“Vers la fin des pratiques d’audits des éditeurs ? “

La Cour d’appel de Paris vient de trancher une question juridique déterminante pour les éditeurs de logiciel en concluant que le non-respect des termes d’une licence de logiciel relève des règles de la responsabilité contractuelle et non pas de celles de la responsabilité délictuelle applicable à la contrefaçon prévues à l’article L335-3 du Code de la propriété intellectuelle (Arrêt du 19 mars 2021- Pôle 5 – chambre 2, n° 19/17493).

Cette jurisprudence s’inscrit dans la ligne de précédentes décisions des chambres spécialisées en propriété intellectuelle de la Cour d’appel de Paris.

Déjà en 2016, la 1ère chambre du Pôle 5 avait sanctionné l’éditeur, sur le terrain de la responsabilité contractuelle, pour mauvaise foi et déloyauté, en lui reprochant d’avoir profité de son droit d’audit pour faire pression sur sa cliente en exigeant indûment des régularisations de licences de logiciels concernant l’utilisation d’un logiciel fourni par l’éditeur et non compris dans le périmètre de la licence (Arrêt du 10 mai 2016 – Pôle 5 – chambre 1, n° 14/25055).
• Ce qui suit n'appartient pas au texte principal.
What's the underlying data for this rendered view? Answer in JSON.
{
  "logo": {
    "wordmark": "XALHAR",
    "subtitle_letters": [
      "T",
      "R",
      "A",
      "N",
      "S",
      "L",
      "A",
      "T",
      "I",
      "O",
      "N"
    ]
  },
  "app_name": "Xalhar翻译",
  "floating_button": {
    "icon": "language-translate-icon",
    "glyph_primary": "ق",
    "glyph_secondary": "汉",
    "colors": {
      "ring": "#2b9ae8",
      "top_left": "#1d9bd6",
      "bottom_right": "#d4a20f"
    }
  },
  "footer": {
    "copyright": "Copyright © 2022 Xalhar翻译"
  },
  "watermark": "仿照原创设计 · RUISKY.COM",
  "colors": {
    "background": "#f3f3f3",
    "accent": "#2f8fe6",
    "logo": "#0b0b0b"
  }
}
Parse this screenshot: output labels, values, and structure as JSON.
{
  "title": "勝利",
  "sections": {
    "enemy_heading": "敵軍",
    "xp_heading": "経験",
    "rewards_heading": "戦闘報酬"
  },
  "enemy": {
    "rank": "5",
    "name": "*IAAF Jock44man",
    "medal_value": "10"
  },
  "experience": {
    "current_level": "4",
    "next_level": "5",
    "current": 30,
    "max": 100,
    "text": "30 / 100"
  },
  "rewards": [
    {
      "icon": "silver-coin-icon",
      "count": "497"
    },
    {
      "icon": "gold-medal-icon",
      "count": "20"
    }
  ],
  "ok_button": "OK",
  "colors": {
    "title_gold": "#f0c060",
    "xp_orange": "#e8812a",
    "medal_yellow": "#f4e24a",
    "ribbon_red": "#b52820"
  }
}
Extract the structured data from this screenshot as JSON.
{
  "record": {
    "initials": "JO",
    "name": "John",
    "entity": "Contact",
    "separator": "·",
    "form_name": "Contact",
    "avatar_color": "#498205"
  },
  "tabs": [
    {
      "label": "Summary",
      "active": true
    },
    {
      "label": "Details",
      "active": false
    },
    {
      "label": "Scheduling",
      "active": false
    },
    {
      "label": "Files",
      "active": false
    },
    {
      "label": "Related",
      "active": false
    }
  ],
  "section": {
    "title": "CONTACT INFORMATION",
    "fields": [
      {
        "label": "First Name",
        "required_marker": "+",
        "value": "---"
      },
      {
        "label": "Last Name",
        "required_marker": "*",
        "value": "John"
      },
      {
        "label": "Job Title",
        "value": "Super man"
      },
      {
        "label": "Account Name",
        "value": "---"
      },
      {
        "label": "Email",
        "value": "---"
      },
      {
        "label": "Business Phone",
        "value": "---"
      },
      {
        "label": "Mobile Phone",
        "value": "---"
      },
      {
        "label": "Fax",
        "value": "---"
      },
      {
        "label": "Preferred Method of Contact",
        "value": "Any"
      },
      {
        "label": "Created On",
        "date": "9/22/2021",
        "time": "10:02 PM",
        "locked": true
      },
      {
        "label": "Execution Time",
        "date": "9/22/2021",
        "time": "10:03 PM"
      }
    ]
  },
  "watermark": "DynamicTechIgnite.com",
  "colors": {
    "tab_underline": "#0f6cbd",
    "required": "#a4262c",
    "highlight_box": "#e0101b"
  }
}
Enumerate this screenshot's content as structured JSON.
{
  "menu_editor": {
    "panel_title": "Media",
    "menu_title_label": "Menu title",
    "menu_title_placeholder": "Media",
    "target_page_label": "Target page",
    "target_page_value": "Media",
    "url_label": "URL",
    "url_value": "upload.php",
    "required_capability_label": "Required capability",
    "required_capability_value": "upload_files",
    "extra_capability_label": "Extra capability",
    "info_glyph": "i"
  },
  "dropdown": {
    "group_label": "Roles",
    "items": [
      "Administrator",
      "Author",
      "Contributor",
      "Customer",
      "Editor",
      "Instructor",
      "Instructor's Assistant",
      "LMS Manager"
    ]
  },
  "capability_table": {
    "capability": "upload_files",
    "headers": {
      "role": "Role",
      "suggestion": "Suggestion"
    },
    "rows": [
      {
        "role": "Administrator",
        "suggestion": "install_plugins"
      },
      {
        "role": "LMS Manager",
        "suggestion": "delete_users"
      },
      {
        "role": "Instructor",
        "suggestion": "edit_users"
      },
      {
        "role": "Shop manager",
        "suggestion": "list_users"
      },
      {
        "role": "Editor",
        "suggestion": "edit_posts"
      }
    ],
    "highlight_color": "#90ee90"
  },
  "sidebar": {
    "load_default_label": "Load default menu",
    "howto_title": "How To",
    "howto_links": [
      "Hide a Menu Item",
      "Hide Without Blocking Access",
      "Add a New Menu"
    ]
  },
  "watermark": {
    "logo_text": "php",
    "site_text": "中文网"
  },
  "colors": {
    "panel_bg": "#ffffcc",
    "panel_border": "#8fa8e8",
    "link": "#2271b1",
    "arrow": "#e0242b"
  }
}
En 2018, la Cour d’appel de Paris avait également demandé à la CJUE de trancher cette épineuse question dans le cadre d’une question préjudicielle (Arrêt du 16 octobre 2018 – Pôle 5 – chambre 1, , n° 17/02679). La CJUE ne s’était pas prononcée considérant qu’elle ne pouvait trancher que les faits de l’espèce qui portaient sur des modifications apportées aux codes-sources. Elle avait rappelé que le titulaire des droits de propriété intellectuelle sur le logiciel bénéficiait des dispositions de la directive 2004/48/CE relatives au respect des droits de propriété intellectuelle, indépendamment du régime de responsabilité applicable selon le droit national (CJUE, n° C-666/18, Arrêt de la Cour, IT Development SAS contre Free Mobile SAS). L’affaire n’avait pas eu de suite, les parties s’étant désisté de leur appel.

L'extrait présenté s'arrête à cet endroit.